Table 5 shows that, except for OR.End, all the other reservoir responses are related, especially for significant effects (gray shaded). Based on their trend, the responses can be subdivided into two groups: (1) T.500b, WC.790d, and OR.790d and (2) T.WBT and T.Abnd.
This response subdivision is used for subsequent statistical inferences as follows. For the main effects, the effects of displacement function, FCTP, fault core thickness, and sedimentary facies configuration decrease group 1 responses and increase group 2 responses, whereas the effects of fault system configuration increase group 1 responses and decrease group 2 responses. Except for OR.End, the main effects of displacement function and fault core thickness are significantly higher than those of the other factors. In general, displacement function is more important in responses related to a previous simulation time (T.500b and T.WBT), whereas fault core thickness is more important in responses related to later simulation time (T.Abnd, OR.790d, and OR.End).

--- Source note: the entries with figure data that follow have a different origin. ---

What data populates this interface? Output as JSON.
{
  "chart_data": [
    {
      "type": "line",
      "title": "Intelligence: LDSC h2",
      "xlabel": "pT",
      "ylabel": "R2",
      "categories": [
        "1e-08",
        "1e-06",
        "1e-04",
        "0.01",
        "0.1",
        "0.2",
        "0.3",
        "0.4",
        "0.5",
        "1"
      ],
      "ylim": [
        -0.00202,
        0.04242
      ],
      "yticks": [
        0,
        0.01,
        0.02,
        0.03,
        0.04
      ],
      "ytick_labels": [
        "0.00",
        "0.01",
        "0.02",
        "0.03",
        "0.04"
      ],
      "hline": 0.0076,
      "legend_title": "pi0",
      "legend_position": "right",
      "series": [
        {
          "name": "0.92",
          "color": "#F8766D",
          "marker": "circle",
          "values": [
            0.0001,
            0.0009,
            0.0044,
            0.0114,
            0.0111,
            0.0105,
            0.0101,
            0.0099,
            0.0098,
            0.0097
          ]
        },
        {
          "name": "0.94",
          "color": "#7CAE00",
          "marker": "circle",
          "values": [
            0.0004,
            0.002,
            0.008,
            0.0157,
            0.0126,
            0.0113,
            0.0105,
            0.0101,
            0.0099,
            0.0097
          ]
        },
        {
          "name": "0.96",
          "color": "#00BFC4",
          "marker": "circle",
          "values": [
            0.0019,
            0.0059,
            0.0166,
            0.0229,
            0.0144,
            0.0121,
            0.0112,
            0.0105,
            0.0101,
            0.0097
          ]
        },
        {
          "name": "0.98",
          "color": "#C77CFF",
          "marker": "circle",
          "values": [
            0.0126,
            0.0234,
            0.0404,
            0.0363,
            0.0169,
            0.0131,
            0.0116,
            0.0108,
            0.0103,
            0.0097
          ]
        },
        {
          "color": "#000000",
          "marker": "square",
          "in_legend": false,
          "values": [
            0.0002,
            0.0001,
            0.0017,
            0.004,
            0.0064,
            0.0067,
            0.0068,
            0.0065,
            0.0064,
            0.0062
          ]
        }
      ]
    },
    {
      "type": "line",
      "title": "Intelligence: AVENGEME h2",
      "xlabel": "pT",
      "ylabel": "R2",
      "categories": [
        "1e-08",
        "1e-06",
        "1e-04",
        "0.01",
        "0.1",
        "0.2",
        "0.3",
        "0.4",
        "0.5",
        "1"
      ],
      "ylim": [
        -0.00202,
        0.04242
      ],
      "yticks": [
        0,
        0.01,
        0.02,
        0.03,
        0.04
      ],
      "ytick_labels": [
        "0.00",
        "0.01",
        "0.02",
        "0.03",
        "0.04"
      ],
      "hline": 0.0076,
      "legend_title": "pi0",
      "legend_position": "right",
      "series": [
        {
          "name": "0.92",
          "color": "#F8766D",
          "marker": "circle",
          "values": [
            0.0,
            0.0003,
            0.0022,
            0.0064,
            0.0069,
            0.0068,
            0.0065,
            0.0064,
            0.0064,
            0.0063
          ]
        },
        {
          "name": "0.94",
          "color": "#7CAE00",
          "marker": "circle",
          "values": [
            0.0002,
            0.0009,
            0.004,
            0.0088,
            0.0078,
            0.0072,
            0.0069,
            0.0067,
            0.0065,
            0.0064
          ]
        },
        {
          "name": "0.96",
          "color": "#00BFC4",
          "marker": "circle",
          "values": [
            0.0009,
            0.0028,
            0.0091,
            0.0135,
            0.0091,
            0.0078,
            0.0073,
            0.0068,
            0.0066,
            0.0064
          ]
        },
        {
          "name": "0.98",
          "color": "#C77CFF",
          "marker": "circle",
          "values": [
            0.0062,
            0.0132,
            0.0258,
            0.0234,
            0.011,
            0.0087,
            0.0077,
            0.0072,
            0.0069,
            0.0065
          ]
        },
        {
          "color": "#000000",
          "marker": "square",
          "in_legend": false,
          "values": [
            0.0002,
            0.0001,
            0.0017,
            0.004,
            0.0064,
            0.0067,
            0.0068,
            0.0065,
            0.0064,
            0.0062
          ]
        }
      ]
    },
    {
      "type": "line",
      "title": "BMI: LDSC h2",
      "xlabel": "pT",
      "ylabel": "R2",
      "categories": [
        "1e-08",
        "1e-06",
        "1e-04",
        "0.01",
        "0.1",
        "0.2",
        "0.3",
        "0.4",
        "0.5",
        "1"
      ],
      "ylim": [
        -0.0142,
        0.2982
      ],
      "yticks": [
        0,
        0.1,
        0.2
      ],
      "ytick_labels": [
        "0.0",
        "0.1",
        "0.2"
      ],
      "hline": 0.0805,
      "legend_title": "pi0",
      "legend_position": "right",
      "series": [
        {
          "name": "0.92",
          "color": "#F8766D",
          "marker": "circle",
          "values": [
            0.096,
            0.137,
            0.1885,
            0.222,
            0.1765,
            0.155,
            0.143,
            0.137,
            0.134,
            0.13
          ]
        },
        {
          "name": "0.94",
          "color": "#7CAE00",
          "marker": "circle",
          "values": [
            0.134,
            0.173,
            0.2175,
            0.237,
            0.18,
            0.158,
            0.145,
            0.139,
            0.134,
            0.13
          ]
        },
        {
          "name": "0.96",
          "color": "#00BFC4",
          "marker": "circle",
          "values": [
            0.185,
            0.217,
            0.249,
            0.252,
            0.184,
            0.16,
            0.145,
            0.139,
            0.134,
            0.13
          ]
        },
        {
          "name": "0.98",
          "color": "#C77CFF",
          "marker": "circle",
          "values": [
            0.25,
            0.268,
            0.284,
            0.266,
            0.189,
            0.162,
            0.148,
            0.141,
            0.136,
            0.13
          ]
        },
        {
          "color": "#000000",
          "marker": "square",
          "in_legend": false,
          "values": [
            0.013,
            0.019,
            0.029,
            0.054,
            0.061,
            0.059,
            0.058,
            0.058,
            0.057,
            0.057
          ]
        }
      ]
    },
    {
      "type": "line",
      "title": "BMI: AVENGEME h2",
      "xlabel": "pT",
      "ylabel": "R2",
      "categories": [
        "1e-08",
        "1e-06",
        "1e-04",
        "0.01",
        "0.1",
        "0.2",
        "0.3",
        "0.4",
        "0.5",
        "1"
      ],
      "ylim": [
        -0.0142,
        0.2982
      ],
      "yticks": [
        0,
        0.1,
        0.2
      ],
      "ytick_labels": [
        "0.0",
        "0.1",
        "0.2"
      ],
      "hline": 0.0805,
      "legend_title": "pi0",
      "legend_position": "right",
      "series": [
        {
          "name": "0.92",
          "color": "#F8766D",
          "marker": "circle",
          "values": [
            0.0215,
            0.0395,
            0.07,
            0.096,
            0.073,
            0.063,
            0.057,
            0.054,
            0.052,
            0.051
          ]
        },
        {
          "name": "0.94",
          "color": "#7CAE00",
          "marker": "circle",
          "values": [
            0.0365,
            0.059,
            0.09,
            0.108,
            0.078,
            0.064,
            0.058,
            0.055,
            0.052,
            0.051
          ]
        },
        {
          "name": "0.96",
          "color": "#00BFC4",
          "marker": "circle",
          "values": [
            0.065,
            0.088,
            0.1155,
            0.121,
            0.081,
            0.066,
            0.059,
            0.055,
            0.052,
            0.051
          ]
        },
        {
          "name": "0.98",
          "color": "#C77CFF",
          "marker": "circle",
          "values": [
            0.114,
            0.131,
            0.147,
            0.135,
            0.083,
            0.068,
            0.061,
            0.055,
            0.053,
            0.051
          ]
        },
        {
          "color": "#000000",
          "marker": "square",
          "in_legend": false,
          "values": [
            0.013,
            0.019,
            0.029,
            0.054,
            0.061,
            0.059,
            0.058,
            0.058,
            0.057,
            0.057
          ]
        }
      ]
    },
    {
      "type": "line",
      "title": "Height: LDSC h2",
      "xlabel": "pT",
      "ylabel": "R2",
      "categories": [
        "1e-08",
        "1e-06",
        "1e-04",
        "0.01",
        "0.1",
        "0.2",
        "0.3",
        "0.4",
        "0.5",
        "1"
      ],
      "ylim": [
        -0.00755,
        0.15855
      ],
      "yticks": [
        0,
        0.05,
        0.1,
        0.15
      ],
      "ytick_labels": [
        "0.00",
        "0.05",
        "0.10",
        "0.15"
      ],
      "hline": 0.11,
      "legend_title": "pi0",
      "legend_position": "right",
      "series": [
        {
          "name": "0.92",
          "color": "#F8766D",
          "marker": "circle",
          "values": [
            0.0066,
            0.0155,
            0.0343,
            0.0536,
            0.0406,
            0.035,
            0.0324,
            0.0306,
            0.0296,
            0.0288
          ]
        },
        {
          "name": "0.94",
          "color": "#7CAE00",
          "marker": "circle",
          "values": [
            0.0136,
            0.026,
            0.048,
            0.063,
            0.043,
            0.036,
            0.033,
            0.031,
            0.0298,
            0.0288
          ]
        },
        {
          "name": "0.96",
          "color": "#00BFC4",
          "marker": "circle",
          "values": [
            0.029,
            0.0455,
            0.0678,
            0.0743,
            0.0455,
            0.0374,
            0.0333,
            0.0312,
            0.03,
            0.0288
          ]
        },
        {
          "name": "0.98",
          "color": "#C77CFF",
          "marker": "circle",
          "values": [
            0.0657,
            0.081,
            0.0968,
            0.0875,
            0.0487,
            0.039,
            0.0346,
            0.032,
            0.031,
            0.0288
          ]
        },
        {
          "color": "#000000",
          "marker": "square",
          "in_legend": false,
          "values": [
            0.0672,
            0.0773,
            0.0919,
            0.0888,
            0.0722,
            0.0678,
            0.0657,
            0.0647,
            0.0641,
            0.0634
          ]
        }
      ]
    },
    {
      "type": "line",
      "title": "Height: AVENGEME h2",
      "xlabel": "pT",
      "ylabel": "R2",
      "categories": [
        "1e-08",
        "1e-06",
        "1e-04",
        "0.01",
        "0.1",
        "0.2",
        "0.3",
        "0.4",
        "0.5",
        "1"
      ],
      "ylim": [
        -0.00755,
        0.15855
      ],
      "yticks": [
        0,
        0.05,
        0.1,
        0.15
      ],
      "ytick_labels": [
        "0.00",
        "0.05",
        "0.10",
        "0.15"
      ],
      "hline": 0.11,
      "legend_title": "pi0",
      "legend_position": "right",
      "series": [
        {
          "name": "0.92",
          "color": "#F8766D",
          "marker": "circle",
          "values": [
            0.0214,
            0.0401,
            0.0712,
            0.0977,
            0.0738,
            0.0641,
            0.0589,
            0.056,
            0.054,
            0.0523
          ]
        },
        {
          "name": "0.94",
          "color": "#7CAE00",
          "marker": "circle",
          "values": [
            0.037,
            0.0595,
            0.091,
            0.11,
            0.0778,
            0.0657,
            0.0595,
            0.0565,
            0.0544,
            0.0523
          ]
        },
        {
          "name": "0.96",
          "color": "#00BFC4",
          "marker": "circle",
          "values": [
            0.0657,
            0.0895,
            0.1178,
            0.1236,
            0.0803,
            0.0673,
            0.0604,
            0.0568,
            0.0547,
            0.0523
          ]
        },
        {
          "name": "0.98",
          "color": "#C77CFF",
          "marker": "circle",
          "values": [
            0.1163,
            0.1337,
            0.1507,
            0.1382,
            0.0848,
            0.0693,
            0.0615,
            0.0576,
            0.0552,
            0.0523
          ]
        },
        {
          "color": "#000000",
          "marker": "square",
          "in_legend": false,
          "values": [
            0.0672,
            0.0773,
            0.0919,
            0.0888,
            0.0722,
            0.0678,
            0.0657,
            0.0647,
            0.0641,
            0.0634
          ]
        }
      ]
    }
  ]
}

The main effects of modeling factors cannot be quantified separately because of the factor interactions. Except for OR.End, significant effects of interactions occur up to three factors, whereas for more than three-factor interactions, the effects are small. In two-factor interactions, the interaction of displacement function and fault core thickness yields the greatest effect, whereas for three-factor interactions, the largest effect is shown by the interactions of displacement function, fault core thickness, and sedimentary facies configuration. The modification of maximum damage zone width yields the smallest effect. Because neither the main effect of maximum damage zone width nor any of the interactions involving maximum damage zone width (e.g., 1 × 4, 1 × 3 × 4, etc.) are real, maximum damage zone width is inert (at least for the factors and levels tested).
Table 5 shows that OR.End is not related to the other responses. Compared with the other responses, OR.End shows a higher number of significant interactions (numbers in bold type) that occur up to five factors (i.e., most of the effects are greater than one-tenth of the highest effect, −2.0 ± 0.1). The main effects of this response are considerably smaller than those of similar responses (i.e., OR.790d). This suggests that no factors significantly control OR.End.
The ranks in each response in Table 5 were given based on the absolute value of effects. Using (1) the ranks, (2) the number and magnitude of significant interactions involving the factors, and (3) the overall importance of factors across all the responses, the tested fault facies modeling factors (at least for the levels used) can be graded in the following descending order:
Fault core thickness
The type of displacement function
Sedimentary facies configuration
Fault system configuration
Maximum damage zone width
Effects of Internal Fault Zone Architecture
Because faults are represented as volumetric entities, the reservoir responses mainly depend on how easy and effective the fluids flow along the fault-dip direction. Fault core thickness is the most influential modeling parameter governing the flow characteristics because it affects the space available for flow in the fault-dip direction. This influence is strengthened by the fact that thinning of the fault core results in an increase in the volumetric proportion of high-strained low-permeability fault facies in the fault core (Figure 5C, red bars). The same judgment can, in other cases, be given to the maximum damage zone width parameter. However, because the present modeled geology (ductile mudstone deformation) leads to the implementation of strict vertical segmentation of flow units in the damage zones, the occurrence of vertical fluid flow within the damage zones is minimized, and consequently, the maximum damage zone width turns out to be the least important parameter affecting the reservoir responses.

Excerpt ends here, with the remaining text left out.